Will it solve everything?

No.

But will it help? Absolutely.

Of course, there is a downside to the movement restriction. Lagos is bigger now. Busier. More complex.

Restricting movement may disrupt businesses, especially for those who survive on daily income. Enforcement could become another avenue for harassment if not properly managed.

These are valid worries.

But here is the thing: every meaningful system requires adjustment, not abandonment. If the old model had flaws, then fix it. Lagos state government must find a way to deploy technology, flexibility for effective enforcement. Education and reorientation of citizens and communities are key to the success of this project.

What we cannot afford is to do nothing because doing nothing is what got us here.

We must also be honest with ourselves. Government cannot sweep every street or clear every gutter. You cannot throw refuse from your car window and then blame the state for flooding. You cannot block drainage with construction waste and then complain when water enters your house.

The return of Saturday sanitation, therefore, is not just a policy discussion. It is a mirror. It forces us to confront our habits, our laziness, our entitlement.

Do we really want a clean Lagos or we just want to complain about a dirty one?

Because the two require very different levels of commitment.

So, as Lagos debates the return of Saturday environmental sanitation, let us approach it not as a punishment, but as a reset button.

Let us remember that Yoruba poem we used to recite in primary school.

Imototo b’ori arun mo’le.

Bi oye tii b’ori ooru

Cleanliness defeats diseases, just like the cold harmattan wind trumps heat.
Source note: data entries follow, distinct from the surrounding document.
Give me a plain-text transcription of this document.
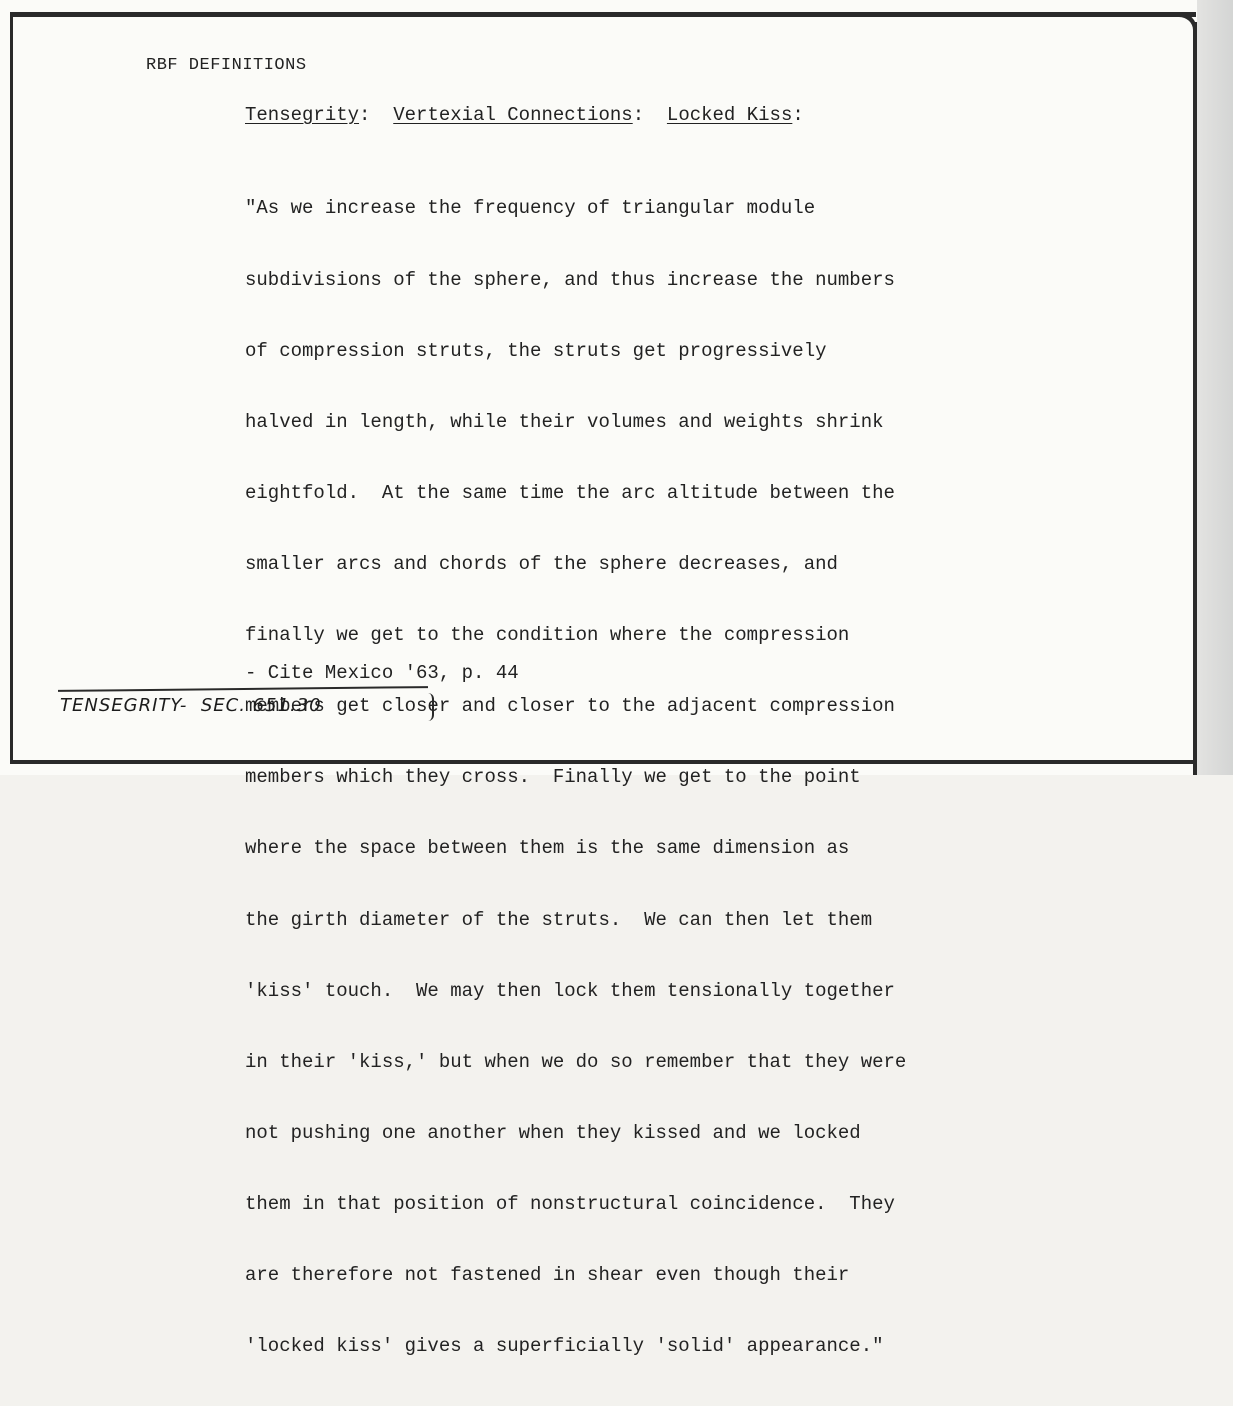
RBF DEFINITIONS
Tensegrity:  Vertexial Connections:  Locked Kiss:

"As we increase the frequency of triangular module

subdivisions of the sphere, and thus increase the numbers

of compression struts, the struts get progressively

halved in length, while their volumes and weights shrink

eightfold.  At the same time the arc altitude between the

smaller arcs and chords of the sphere decreases, and

finally we get to the condition where the compression

members get closer and closer to the adjacent compression

members which they cross.  Finally we get to the point

where the space between them is the same dimension as

the girth diameter of the struts.  We can then let them

'kiss' touch.  We may then lock them tensionally together

in their 'kiss,' but when we do so remember that they were

not pushing one another when they kissed and we locked

them in that position of nonstructural coincidence.  They

are therefore not fastened in shear even though their

'locked kiss' gives a superficially 'solid' appearance."

- Cite Mexico '63, p. 44
TENSEGRITY-  SEC. 651.30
Three hours of inconvenience versus months of avoidable illness.

Three hours of discipline versus billions lost to preventable damage.

Three hours of collective effort versus a lifetime of complaining.

The math is simple.

Lagos is too important to be dirty, too vibrant to be suffocated by refuse, too ambitious to be slowed down by preventable diseases.

In all, we should be shocked and embarrassed not just about how dirty Lagos has become but about how comfortable we have become living in that dirt.

And that, my dear Lagosian, is what should worry us all.